Une équipe de chercheurs d’Apple a entrepris une étude visant à comprendre les attentes des utilisateurs concernant les agents IA et la manière dont ils préfèrent interagir avec eux. Voici les résultats.

Une exploration des tendances UX à l’ère des agents IA

Dans l’étude intitulée Mapping the Design Space of User Experience for Computer Use Agents, quatre chercheurs d’Apple révèlent que, bien que le marché investisse massivement dans le développement et l’évaluation des agents IA, certains aspects de l’expérience utilisateur ont été négligés : les préférences d’interaction des utilisateurs et les interfaces idéales.

Pour explorer cela, ils ont divisé l’étude en deux phases : d’abord, ils ont identifié les principaux modèles de UX et considérations de design intégrés dans les agents IA existants. Ensuite, ils ont testé et affiné ces idées à travers des études utilisateurs pratiques avec une méthode intéressante appelée Wizard of Oz.

En observant comment ces modèles de design réagissent aux interactions réelles des utilisateurs, ils ont pu déterminer quelles conceptions d’agents IA correspondent aux attentes des utilisateurs et lesquelles échouent.

Phase 1 : La taxonomie

Les chercheurs ont examiné neuf agents disponibles sur desktop, mobile et web, notamment :

  • Claude Computer Use Tool
  • Adept
  • OpenAI Operator
  • AIlice
  • Magentic-UI
  • UI-TARS
  • Project Mariner
  • TaxyAI
  • AutoGLM

Ils ont ensuite consulté huit praticiens, designers, ingénieurs ou chercheurs dans le domaine de l’UX ou de l’IA, travaillant pour de grandes entreprises technologiques. Cela a permis de dresser une taxonomie complète comprenant quatre catégories, 21 sous-catégories et 55 fonctionnalités exemplaires abordant les principales considérations UX derrière les agents IA.

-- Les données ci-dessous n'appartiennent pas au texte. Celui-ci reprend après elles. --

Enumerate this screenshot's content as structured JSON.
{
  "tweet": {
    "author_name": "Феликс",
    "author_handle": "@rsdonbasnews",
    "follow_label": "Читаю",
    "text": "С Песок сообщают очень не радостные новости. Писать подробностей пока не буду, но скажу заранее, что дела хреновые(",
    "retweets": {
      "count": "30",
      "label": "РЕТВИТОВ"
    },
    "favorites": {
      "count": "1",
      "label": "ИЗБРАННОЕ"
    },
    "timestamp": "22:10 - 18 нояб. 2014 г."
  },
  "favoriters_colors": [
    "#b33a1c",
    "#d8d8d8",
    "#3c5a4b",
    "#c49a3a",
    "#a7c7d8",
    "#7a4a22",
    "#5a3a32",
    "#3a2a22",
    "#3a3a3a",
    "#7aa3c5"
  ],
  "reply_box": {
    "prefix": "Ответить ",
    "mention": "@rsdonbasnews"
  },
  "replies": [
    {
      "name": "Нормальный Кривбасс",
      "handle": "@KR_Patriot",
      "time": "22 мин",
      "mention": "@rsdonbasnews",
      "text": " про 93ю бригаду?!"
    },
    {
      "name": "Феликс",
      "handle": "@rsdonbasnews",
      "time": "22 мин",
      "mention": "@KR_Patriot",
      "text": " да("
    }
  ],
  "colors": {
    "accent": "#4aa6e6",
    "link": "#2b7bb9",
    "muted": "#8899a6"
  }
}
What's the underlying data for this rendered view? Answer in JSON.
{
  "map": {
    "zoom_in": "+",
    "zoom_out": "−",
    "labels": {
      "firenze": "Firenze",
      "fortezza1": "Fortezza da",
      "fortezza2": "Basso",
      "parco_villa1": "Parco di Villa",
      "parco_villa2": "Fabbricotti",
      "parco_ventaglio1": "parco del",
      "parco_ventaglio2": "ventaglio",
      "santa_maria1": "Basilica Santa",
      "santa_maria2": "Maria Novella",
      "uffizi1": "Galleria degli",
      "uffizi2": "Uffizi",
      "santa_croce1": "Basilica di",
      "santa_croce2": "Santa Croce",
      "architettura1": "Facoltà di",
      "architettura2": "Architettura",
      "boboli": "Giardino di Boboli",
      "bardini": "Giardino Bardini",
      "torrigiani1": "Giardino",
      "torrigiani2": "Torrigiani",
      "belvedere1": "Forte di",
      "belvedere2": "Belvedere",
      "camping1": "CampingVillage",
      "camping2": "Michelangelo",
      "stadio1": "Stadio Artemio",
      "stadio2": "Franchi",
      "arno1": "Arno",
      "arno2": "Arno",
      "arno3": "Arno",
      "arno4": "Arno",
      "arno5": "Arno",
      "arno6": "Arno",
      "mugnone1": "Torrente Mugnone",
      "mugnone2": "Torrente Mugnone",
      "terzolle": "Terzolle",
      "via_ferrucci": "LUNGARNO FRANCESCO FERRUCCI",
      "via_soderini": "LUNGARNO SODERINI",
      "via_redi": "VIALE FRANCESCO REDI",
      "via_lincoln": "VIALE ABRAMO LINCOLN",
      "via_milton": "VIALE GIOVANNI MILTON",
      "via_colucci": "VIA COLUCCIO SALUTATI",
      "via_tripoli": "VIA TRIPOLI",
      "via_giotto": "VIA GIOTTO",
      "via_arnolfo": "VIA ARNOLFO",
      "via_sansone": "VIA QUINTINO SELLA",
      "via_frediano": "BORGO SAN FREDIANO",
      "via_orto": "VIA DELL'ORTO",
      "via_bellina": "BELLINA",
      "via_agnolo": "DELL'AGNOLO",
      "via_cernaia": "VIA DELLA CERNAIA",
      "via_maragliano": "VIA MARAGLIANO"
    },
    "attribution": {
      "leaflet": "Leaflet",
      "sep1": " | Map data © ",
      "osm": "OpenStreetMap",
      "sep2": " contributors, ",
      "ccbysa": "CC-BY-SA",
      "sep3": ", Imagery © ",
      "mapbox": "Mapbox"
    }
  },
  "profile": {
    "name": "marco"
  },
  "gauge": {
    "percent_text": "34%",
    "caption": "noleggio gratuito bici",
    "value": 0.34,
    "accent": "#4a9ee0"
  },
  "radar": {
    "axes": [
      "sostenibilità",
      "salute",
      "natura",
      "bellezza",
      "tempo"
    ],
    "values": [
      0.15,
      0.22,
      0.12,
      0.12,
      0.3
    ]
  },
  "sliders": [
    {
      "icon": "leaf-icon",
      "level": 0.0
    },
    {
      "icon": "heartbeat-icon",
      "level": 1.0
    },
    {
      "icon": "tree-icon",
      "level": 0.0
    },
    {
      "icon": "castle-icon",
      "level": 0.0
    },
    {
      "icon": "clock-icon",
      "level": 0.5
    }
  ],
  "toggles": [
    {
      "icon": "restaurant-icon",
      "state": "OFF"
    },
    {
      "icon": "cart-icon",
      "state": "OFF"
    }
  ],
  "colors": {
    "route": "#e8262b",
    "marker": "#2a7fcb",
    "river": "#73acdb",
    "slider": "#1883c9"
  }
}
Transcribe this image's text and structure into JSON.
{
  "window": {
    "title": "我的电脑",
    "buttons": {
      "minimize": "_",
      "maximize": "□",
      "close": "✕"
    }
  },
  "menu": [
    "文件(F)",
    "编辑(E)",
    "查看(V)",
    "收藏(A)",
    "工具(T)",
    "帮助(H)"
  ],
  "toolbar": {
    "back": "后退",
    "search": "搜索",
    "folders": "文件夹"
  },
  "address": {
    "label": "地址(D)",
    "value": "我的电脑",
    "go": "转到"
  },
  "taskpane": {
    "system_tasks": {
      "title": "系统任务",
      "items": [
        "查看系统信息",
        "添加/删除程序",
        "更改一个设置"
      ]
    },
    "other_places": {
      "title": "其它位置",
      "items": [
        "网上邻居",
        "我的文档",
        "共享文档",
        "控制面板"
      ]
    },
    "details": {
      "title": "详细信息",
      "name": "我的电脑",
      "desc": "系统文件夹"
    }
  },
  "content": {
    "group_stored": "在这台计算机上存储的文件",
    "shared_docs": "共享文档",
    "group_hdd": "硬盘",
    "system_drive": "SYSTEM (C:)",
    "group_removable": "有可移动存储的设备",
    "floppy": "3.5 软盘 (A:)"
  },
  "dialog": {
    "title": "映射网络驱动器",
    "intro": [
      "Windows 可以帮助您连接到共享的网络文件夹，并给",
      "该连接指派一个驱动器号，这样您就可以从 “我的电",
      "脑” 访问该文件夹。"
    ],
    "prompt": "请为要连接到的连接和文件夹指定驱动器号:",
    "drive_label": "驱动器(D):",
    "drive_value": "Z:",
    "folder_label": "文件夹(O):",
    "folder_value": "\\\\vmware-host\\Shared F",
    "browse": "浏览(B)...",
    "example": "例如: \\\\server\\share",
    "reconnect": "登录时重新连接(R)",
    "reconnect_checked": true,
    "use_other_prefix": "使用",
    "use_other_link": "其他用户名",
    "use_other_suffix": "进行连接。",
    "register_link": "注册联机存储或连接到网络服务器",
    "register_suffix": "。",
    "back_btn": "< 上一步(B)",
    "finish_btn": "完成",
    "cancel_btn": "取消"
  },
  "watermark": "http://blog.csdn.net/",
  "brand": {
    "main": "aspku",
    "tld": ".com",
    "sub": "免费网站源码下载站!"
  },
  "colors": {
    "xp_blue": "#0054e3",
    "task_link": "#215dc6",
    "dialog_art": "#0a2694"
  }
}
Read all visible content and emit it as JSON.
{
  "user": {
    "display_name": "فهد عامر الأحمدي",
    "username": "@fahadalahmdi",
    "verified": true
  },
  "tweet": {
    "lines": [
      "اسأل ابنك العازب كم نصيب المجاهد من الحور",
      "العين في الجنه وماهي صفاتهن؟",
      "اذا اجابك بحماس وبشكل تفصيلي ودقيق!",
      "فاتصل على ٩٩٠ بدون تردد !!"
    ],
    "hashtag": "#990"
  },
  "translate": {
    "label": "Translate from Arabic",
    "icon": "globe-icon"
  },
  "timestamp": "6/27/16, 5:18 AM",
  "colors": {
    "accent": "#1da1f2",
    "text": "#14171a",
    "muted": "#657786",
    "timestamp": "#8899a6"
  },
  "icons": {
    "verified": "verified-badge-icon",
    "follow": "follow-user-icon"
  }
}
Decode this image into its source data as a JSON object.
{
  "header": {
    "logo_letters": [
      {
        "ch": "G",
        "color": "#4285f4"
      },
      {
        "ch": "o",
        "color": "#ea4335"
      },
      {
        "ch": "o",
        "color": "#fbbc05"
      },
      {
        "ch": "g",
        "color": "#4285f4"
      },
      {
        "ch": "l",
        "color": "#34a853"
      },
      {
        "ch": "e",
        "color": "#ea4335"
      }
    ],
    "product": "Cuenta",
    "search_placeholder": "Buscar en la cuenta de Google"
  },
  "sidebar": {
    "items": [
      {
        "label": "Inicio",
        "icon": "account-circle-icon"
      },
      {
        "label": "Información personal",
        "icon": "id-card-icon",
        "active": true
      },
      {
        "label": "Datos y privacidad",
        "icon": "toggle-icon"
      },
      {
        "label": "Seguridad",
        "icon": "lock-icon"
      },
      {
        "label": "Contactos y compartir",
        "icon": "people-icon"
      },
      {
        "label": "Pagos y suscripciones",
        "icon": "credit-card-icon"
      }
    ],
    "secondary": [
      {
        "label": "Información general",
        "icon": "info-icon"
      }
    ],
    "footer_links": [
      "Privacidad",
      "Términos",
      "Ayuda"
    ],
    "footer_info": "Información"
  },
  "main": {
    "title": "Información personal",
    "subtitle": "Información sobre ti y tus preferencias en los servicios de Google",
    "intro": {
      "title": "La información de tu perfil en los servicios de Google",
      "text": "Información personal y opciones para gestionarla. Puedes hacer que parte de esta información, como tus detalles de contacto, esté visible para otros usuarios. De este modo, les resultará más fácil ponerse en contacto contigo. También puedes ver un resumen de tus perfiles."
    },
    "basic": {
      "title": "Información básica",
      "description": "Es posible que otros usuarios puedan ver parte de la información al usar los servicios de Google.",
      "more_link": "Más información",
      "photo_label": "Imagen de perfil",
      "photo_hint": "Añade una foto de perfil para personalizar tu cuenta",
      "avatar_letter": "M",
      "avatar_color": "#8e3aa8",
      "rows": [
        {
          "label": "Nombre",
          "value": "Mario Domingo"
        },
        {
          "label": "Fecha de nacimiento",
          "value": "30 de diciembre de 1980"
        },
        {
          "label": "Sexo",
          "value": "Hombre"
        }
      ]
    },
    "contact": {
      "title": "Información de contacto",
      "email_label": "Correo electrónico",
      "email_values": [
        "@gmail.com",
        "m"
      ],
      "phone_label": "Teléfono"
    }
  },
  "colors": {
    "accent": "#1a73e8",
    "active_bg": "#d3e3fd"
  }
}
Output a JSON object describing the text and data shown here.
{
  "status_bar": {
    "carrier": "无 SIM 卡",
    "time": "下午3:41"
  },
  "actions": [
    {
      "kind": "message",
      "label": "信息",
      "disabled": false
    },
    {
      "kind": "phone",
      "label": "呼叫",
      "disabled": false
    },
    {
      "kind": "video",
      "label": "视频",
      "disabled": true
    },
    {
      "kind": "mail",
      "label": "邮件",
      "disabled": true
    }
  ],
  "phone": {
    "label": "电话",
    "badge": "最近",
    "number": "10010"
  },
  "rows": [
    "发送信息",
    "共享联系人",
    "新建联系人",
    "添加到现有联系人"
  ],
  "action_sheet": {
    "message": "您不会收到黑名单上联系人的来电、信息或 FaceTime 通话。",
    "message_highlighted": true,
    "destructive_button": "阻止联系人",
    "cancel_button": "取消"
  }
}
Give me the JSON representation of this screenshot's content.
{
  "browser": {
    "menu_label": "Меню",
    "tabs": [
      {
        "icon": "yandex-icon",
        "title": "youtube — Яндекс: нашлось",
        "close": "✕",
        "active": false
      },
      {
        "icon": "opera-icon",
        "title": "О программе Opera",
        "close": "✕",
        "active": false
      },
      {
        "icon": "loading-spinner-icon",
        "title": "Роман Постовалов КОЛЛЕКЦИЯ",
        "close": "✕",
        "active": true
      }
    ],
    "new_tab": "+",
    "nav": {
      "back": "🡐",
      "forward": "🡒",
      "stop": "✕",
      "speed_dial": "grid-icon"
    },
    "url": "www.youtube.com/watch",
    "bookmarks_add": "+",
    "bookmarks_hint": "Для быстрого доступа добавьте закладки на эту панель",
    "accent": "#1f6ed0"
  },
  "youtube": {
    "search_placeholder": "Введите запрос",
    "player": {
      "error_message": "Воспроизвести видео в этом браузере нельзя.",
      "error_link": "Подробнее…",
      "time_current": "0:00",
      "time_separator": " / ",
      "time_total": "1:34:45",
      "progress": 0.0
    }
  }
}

Les quatre grandes catégories incluent :

  • Requête utilisateur : la manière dont les utilisateurs saisissent des commandes
  • Explicabilité des activités de l’agent : les informations à fournir à l’utilisateur concernant les actions de l’agent
  • Contrôle utilisateur : comment les utilisateurs peuvent intervenir
  • Modèle mental et attentes : comment aider les utilisateurs à comprendre les capacités de l’agent

En essence, ce cadre couvre tous les aspects de l’interface qui permettent aux agents de présenter leurs plans aux utilisateurs, de communiquer leurs capacités, de signaler les erreurs et de permettre aux utilisateurs d’intervenir lorsque quelque chose ne va pas.

Avec ces fondations, ils ont poursuivi avec la phase 2.

Phase 2 : L’étude Wizard-of-Oz

Les chercheurs ont recruté 20 utilisateurs ayant une expérience préalable avec les agents IA, et leur ont demandé d’interagir avec un agent IA via une interface de chat pour réaliser soit une tâche de location de vacances soit une tâche d’achat en ligne.

Les participants avaient accès à une interface de chat utilisateur fictive pour interagir avec un « agent » interprété par le chercheur. Parallèlement, ils étaient également exposés à l’interface d’exécution de l’agent, où le chercheur agissait comme l’agent et interagissait avec l’interface à l’écran en fonction des commandes des participants.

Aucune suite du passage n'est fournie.